Some Oil Marketing Companies (OMCs) in Ghana have begun reducing petroleum prices at the pumps, following industry forecasts for the new year.
Market leader Star Oil has lowered the price of petrol to GH¢10.36 per litre from GH¢11.35, while diesel fell to GH¢11.96 per litre from GH¢12.45. Certain service stations across the country are selling below these levels as part of discounted pricing strategies.
Other major OMCs are expected to adjust their pump prices in the coming days. Ghana currently hosts more than 200 OMCs, most of which tend to follow the pricing moves of leading players.
Industry watchers say further reductions could occur if the cedi’s recent gains against the US dollar are sustained. For the January 1, 2026, pricing window, the cedi appreciated from GH¢11.14 to GH¢10.50 to the dollar, representing an 8.20% gain, one of its strongest performances in recent months.
Projected Prices and Market Drivers
The Chamber of Oil Marketing Companies (COMAC) had earlier projected that petrol prices could fall between 2.40% and 4.80%, bringing the average pump price to around GH¢11.90 per litre.
Diesel was expected to decline by up to 3.77%, potentially reaching GH¢12.50 per litre, while Liquefied Petroleum Gas (LPG) was forecast to drop by about 2.19%, selling at approximately GH¢13.40 per kilogramme.
These reductions were anticipated largely due to falling international crude oil and refined product prices. Data from global markets showed that during the period, petrol prices abroad fell by 9.17%, diesel by 8.11%, and LPG by 3.82%.

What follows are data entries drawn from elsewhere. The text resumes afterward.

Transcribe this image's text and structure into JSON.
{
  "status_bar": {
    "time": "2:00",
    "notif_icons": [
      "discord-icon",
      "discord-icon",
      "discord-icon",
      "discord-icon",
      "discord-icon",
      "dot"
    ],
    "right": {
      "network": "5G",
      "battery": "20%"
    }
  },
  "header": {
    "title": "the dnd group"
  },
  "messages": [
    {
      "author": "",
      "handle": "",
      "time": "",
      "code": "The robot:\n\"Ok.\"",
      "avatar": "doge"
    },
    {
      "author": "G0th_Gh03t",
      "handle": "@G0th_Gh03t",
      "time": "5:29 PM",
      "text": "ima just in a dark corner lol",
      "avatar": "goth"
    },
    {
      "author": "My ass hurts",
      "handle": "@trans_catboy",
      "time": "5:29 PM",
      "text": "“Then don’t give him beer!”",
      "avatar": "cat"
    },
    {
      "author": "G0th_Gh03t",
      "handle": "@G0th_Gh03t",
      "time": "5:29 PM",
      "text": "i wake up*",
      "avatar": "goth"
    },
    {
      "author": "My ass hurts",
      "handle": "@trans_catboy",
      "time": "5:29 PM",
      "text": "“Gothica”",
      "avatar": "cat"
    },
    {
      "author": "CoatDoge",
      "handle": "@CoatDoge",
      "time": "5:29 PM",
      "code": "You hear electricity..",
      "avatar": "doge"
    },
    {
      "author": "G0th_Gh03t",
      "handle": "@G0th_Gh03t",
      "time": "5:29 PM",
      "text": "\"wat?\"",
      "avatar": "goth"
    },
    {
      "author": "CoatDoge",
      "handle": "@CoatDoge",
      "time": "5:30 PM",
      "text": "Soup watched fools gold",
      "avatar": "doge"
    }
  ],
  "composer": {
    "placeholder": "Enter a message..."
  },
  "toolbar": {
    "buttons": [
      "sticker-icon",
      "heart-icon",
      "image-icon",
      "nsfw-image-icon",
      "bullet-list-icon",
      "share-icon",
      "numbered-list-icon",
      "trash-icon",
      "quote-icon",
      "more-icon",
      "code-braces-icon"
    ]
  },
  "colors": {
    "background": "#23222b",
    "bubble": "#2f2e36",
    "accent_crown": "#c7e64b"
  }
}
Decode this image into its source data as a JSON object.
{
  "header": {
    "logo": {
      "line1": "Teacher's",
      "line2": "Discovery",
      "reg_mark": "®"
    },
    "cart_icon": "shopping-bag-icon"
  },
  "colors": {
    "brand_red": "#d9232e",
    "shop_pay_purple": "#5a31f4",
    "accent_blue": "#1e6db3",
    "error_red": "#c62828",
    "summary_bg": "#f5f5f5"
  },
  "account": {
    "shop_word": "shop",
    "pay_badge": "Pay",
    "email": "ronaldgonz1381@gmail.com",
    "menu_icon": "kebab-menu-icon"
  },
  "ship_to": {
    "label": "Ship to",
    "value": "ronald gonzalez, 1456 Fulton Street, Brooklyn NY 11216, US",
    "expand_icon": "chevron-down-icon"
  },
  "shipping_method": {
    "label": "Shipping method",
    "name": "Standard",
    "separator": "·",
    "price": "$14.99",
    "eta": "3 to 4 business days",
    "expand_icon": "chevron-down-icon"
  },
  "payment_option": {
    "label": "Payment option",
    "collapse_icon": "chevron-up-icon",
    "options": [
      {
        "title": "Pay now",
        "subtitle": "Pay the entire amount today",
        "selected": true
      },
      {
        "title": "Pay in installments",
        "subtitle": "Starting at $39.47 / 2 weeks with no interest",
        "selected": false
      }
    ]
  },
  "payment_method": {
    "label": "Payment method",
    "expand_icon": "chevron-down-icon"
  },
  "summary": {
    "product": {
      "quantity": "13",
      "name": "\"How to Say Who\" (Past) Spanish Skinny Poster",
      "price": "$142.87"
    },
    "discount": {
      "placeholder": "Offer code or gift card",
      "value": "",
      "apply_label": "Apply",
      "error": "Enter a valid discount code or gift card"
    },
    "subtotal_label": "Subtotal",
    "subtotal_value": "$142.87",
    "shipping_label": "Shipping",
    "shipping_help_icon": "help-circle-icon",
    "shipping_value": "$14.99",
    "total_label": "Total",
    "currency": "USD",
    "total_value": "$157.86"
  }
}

Global Oil Market Adds Pressure on Prices
Global oil markets remain subdued. Brent crude futures fell roughly 1% to $60.40 a barrel, as concerns about a growing global supply surplus outweighed geopolitical tensions. Seasonal demand slowdowns and continued high output from OPEC+, the US, and Guyana have kept downward pressure on prices.
OPEC+ is expected to maintain its pause in supply increases for the first quarter at its January 4 meeting, with Saudi Arabia and other key producers signalling caution.
The International Energy Agency forecasts a global oil surplus of about 3.8 million barrels per day in 2026, which is likely to continue limiting price gains and easing fuel costs for import-dependent countries such as Ghana.